Yo ya había ido a la oficina de personal del Consejo de Educación a ver qué podía averiguar.

Tres días más tarde llegó la llamada. Me había echado a hacer una siesta porque aún seguía recuperándome de la grave infección que me produjo la herida. Stowe me dijo que había hablado con Grace y también con Bill Bartlett. Quería saber qué podía hacer yo. Concerté una cita para verlo en su despacho. Al principio se mostró reacio, pero yo me mantuve firme.

Stowe me cayó bien. Era directo y nervioso. Supongo que siempre me siento un poco eufórico cuando me encuentro en una posición de poder frente a un hombre blanco.
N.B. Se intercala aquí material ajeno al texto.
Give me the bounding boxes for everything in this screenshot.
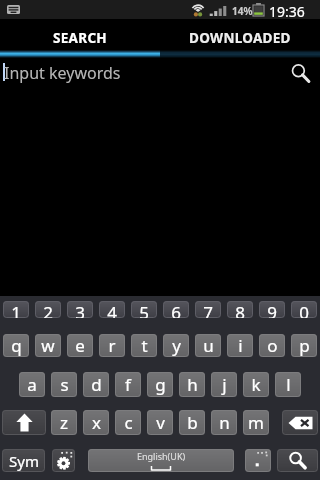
staticText: n [219,411,230,434]
button[interactable]: y [163,334,189,357]
staticText: w [41,334,55,357]
staticText: q [11,334,22,357]
staticText: 14% [232,4,253,18]
button[interactable]: b [179,410,205,435]
button[interactable]: Delete [282,410,318,435]
staticText: b [187,411,198,434]
staticText: 3 [75,301,85,318]
button[interactable]: Sym [2,449,45,472]
staticText: d [91,373,102,396]
button[interactable]: n [211,410,237,435]
staticText: 2 [43,301,53,318]
staticText: f [125,373,131,396]
button[interactable]: 6 [163,301,189,318]
staticText: i [238,334,243,357]
button[interactable]: e [67,334,93,357]
button[interactable]: 5 [131,301,157,318]
staticText: j [222,373,227,396]
staticText: SEARCH [53,29,107,47]
staticText: c [124,411,133,434]
button[interactable]: g [147,372,173,397]
staticText: s [60,373,69,396]
button[interactable]: 7 [195,301,221,318]
button[interactable]: h [179,372,205,397]
staticText: l [286,373,291,396]
button[interactable]: m [243,410,269,435]
staticText: 9 [267,301,277,318]
button[interactable]: o [259,334,285,357]
button[interactable]: d [83,372,109,397]
button[interactable]: p [291,334,317,357]
button[interactable]: 0 [291,301,317,318]
button[interactable]: Search [286,59,314,87]
staticText: 7 [203,301,213,318]
button[interactable]: 1 [3,301,29,318]
button[interactable]: DOWNLOADED [160,19,320,50]
button[interactable]: a [19,372,45,397]
button[interactable]: Shift [2,410,46,435]
button[interactable]: 3 [67,301,93,318]
staticText: 1 [11,301,21,318]
staticText: g [155,373,166,396]
staticText: 19:36 [269,2,305,21]
button[interactable]: t [131,334,157,357]
button[interactable]: s [51,372,77,397]
staticText: 8 [235,301,245,318]
staticText: o [267,334,278,357]
button[interactable]: i [227,334,253,357]
staticText: a [27,373,37,396]
staticText: DOWNLOADED [189,29,291,47]
staticText: e [75,334,85,357]
button[interactable]: v [147,410,173,435]
staticText: Sym [9,451,39,471]
staticText: 6 [171,301,181,318]
button[interactable]: Input keywords [0,56,320,96]
staticText: r [108,334,116,357]
staticText: 5 [139,301,149,318]
button[interactable]: u [195,334,221,357]
staticText: z [60,411,68,434]
staticText: y [172,334,181,357]
button[interactable]: 2 [35,301,61,318]
button[interactable]: z [51,410,77,435]
button[interactable]: 9 [259,301,285,318]
button[interactable]: f [115,372,141,397]
button[interactable]: q [3,334,29,357]
staticText: x [92,411,101,434]
staticText: m [248,411,264,434]
button[interactable]: 4 [99,301,125,318]
button[interactable]: Settings [52,449,75,472]
staticText: k [251,373,261,396]
button[interactable]: l [275,372,301,397]
button[interactable]: Search [277,449,318,472]
staticText: u [203,334,214,357]
button[interactable]: r [99,334,125,357]
staticText: 4 [107,301,117,318]
staticText: 0 [299,301,309,318]
staticText: h [187,373,198,396]
staticText: English(UK) [137,450,186,462]
staticText: v [156,411,165,434]
button[interactable]: 8 [227,301,253,318]
button[interactable]: SEARCH [0,19,160,50]
button[interactable]: k [243,372,269,397]
button[interactable]: Punctuation [245,449,271,472]
button[interactable]: c [115,410,141,435]
button[interactable]: x [83,410,109,435]
staticText: t [141,334,148,357]
staticText: Input keywords [4,62,121,84]
button[interactable]: j [211,372,237,397]
button[interactable]: Space [88,449,234,472]
button[interactable]: w [35,334,61,357]
staticText: p [299,334,310,357]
—Grace me ha dicho que puedo confiar en usted, señor Rawlins —dijo—. ¿Qué puede hacer por mí?

—Es muy sencillo, señor Stowe. Usted se queda sentado ahí donde está y espera que yo venga a verlo. Conseguiré esas fotografías, sean lo que sean, y una promesa de que Sallie lo dejará en paz.

—¿Y cómo piensa hacerlo?

—No puedo revelarle todos mis secretos ahora —dije. Sonreí, y él me devolvió la sonrisa.

—¿Y cuánto me va a cobrar, señor Rawlins?

—El puesto de Bartlett.

—¿Cómo ha dicho?

Del bolsillo de la chaqueta saqué un impreso de solicitud de empleo que ya había rellenado, y se lo entregué a Stowe; quería el puesto de responsable de mantenimiento.

—He llevado bloques de apartamentos con la inmobiliaria Mofass más de quince años, y sé trabajar con gente. En el manual que me dieron con el impreso dice que se puede contratar a alguien para un puesto de responsabilidad a discreción del inspector de zona. Creo que si consigo resolver su problema sin levantar mucho revuelo, usted podría…, digamos, recomendarme.

Al principio Stowe se quedó boquiabierto, y después comenzó a reír. Se rió muy fuerte y un largo rato.

Cuando terminó, hicimos un pacto.

Sallie Monroe era un perdonavidas, un hombre inteligente con una enorme fuerza física —y de voluntad— que no empleaba en nada legal. Ocupaba mucho sitio y dominaba casi todas las situaciones gracias a su imponente circunferencia. Sallie odiaba a los blancos porque, en general, no respetaban su inteligencia. Para ellos era un negro más, apto sólo para el trabajo sucio, y para sufrir sus consecuencias.

Como casi todos los hombres negros, Sallie descargaba su ira en otros negros, aunque siempre estaba buscando dominar a algún blanco, o, a alguna blanca. Por lo general era un mujer, una prostituta o una toxicómana. Las mujeres blancas, o los blancos desahuciados, eran un presa fácil para Sallie; sin embargo, no daba rienda suelta a su odio fácilmente, porque, ante todo, era un hombre de negocios y nunca hacía nada que no le reportara beneficios.

Yo estaba al corriente de todo lo que se cocía en el Asador de Petey, en la esquina de Central y Ochenta y tres.

El Asador Cabaña había comenzado como un chiringuito, un patio delante de un recinto pequeño donde Petey y su mujer asaban las costillas que vendían por la ventanilla. Con los años Petey hizo bastante dinero y pudo rodear el patio con una alta cerca de madera. Unos años más y la cerca se convirtió en paredes cerradas con techo de aluminio. El suelo era el mismo cemento pintado, y los muebles seguían siendo los bancos de secoya de siempre, pero Petey llamaba a su lugar «restaurante».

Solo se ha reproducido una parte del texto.